İnterferonlar, daha fazla istilaya karşı korunmaya yardımcı olmak için
- etraflarındaki çeşitli hücrelerdeki reseptörlere bağlanırlar
- daha fazla virüs üretimini durdurmak için enfekte olmuş hücrelerin ölümüne neden olurlar
- beyaz kan hücrelerinin istilacılara saldırmak için enfeksiyon bölgesine gelmesini sağlarlar

İnterferon Savunma Sistemi
Kompleman sistemi ve profesyonel fagositler viral bir enfeksiyonun yoğunluğunu sınırlamada önemli olsa da, viral bir saldırıya karşı en kritik erken konak savunması interferon sistemidir.
VİRAL TESPİT
İnsan hücreleri, farklı virüs sınıflarında (örneğin, replikasyon sırasında çift zincirli RNA üreten virüsler) ortak olan moleküler imzaları (desenleri) algılayabilen sensör molekülleri geliştirmiştir. Bu reseptörler böyle bir viral imza tespit ettiklerinde, hücre çekirdeğine “saldırı altında” mesajını ileten ve tip 1 interferonlar adı verilen “uyarı proteinleri”nin üretimini başlatan bir protein kinaz-sinyal kaskadı başlatırlar: interferon-alfa ve interferon-beta. Bir insan hücresinde, IFN-beta için bir gen ve biraz farklı IFN-alfa formları için birçok gen vardır.
Çift Zincirli RNA
Hücresel örüntü tanıma reseptörünün mükemmel bir örneği, virüs bulaşmış hücreler içindeki çift zincirli RNA’nın uzun uzantılarını (genellikle 30 baz çiftinden daha uzun) algılayabilen “Toll benzeri reseptör” TLR3’tür. Normal hücreler sadece küçük miktarlarda çift zincirli RNA içerir ve genellikle nispeten kısadır. Buna karşılık, birçok virüs çoğaldıklarında uzun çift zincirli RNA uzantıları üretir. TLR3 bu “moleküler modeli” saptadığında, interferon düzenleyici faktör 3 (IRF3) adı verilen bir proteini fosforile eden bir kinaz dizisini başlatır. Çoğu hücrede, IRF3 zaten aktif olmayan, fosforile edilmemiş bir formda bulunur – yani fosforile edildikten sonra gitmeye hazırdır. Bu olduğunda, fosforile edilmiş IRF3, hücrenin çekirdeğine girer ve IFN-beta geninin ifadesini açmak için bir transkripsiyon faktörü görevi görür.

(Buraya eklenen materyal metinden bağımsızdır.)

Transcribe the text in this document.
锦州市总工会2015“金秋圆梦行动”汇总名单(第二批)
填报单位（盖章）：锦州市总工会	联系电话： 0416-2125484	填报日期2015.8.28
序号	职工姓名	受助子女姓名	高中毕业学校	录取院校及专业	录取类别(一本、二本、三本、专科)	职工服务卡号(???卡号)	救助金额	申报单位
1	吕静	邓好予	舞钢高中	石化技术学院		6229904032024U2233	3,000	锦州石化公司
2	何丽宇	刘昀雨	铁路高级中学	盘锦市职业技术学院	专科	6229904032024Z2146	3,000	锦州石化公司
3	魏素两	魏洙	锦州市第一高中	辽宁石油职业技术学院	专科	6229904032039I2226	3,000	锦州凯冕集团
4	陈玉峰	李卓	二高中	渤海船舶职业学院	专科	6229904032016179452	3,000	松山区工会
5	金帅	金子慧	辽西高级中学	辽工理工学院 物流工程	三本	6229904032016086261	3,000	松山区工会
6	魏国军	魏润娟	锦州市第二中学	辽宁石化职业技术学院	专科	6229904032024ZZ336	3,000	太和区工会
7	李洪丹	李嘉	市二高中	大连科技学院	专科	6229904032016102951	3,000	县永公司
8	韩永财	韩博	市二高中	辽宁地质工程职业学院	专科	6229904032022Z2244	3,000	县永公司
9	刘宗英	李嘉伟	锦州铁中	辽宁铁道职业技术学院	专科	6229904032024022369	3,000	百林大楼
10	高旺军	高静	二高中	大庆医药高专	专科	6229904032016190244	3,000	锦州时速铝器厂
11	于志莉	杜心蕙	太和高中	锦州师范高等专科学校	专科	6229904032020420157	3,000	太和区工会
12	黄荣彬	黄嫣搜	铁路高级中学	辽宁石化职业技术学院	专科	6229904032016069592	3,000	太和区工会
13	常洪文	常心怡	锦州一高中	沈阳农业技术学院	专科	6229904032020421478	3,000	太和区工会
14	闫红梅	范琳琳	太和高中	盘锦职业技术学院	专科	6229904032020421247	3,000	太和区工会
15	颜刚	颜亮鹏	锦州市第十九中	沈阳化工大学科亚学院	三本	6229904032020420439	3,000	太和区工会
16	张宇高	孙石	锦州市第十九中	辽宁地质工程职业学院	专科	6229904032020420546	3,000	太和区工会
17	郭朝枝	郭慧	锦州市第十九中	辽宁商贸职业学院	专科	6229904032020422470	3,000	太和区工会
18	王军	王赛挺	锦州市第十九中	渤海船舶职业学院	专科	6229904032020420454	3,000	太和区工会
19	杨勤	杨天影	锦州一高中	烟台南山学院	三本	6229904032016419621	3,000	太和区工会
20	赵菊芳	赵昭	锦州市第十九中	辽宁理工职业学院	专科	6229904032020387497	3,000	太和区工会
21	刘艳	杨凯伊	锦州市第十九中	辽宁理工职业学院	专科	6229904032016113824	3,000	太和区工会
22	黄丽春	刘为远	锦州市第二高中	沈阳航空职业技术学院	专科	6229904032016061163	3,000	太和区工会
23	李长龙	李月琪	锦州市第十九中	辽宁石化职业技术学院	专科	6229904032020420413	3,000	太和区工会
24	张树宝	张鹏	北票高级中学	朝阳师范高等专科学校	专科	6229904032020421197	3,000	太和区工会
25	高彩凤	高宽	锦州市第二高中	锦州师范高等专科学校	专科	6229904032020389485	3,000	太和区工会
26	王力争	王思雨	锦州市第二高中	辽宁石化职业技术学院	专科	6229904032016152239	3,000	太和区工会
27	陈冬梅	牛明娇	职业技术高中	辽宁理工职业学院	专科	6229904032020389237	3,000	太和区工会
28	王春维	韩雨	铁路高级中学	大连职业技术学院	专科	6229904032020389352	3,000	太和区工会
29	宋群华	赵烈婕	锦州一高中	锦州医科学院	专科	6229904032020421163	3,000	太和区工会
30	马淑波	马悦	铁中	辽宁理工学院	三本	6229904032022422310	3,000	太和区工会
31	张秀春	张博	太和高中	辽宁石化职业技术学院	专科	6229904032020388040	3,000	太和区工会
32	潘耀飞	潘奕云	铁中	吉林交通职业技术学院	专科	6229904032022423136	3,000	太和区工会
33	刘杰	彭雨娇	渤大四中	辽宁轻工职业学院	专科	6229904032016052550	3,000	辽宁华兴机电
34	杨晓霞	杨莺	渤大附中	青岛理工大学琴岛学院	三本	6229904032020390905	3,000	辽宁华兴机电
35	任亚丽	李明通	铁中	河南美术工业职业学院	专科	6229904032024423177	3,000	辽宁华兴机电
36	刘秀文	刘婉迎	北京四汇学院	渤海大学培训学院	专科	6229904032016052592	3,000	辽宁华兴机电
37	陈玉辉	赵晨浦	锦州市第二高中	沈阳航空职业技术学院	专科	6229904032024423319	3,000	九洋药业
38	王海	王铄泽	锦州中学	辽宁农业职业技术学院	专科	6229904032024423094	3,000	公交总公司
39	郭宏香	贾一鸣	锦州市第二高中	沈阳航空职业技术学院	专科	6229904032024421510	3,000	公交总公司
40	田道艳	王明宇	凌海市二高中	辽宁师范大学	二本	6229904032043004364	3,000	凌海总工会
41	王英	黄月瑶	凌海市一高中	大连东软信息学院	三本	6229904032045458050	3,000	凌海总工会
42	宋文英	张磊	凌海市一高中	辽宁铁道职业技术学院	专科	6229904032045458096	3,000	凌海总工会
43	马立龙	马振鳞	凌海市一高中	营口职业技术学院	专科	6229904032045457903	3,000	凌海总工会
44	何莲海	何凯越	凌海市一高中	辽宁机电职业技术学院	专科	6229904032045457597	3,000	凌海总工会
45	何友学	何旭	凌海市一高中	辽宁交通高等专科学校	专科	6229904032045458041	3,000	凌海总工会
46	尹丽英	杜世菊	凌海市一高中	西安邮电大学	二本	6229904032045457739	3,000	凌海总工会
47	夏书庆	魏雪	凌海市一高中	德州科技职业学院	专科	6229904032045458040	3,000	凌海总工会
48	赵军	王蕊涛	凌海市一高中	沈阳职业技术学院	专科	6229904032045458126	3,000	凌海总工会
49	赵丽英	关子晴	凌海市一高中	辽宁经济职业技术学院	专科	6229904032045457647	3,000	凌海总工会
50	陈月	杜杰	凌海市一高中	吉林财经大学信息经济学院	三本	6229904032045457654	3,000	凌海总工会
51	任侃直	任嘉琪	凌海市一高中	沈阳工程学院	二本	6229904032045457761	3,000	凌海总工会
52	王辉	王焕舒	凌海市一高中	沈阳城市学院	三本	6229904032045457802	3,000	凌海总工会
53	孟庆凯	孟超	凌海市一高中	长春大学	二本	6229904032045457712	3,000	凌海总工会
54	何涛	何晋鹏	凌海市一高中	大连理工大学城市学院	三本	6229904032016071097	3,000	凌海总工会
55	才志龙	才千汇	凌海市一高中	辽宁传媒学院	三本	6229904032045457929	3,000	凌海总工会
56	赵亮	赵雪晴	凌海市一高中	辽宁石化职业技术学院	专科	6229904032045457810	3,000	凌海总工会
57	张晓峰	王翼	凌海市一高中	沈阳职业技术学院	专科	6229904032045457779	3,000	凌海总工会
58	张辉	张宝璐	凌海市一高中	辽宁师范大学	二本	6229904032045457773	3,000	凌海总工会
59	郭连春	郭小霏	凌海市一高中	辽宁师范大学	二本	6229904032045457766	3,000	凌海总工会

Metillenmemiş Dinükleotidler
Çift zincirli DNA genomlarına sahip belirli virüsler (örn. herpes simpleks virüsü), hücresel DNA’da nadir bulunan metillenmemiş CpG dinükleotit uzantılarını algılayan TLR9 tarafından saptanabilir. Bu “alışılmadık” DNA, TLR9 tarafından tespit edildiğinde, TLR7 tarafından tetiklenene benzer bir kinaz dizisi başlatılır ve bu, IFN-alfa ve IFN-beta genlerinin açılmasıyla sonuçlanır.
İNTERFERON FONKSİYONU
IFN-alfa veya IFN-beta üretildikten sonra, enfekte hücreden dışarı taşınır ve yakındaki hücrelerin yüzeyindeki interferon reseptörlerine bağlanabilir. Tip 1 interferonlar, hücre yüzeyinde onları üreten reseptörlere de bağlanabilir. İnterferon proteinlerinin işlevi, viral üremeye “müdahale eden” bir dizi olayı düzenlemektir. İnterferonların bunu yapmasının bir yolu, yakındaki enfekte olmamış hücreleri virüslerin bölgede olduğu ve yakında saldırıya uğrayabilecekleri konusunda uyarmaktır. IFN-alfa ve IFN-beta aynı reseptöre bağlanır ve insan vücudundaki çoğu hücre inter-feron reseptörlerine sahiptir – dolayısıyla bu uyarı sistemi oldukça geneldir.
Yakındaki Hücreleri Uyarı
İnterferon bir hücrenin interferon reseptörlerine bağlandığında, interferonla uyarılan gen faktörü 3 (ISGF3) olarak adlandırılan bir protein kompleksinin (STAT1, STAT2 ve IRF9 dahil) oluşumuyla sonuçlanan bir sinyal iletim yolu aktive edilir. Bu protein kompleksi hücre çekirdeğine girer ve kelimenin tam anlamıyla yüzlerce genin – interferonla uyarılan genler (ISG’ler) – ifadesini açmak için bir transkripsiyon faktörü olarak işlev görür. Bu ISG’lerin çoğu tarafından kodlanan proteinler, antiviral aktivitelere sahiptir.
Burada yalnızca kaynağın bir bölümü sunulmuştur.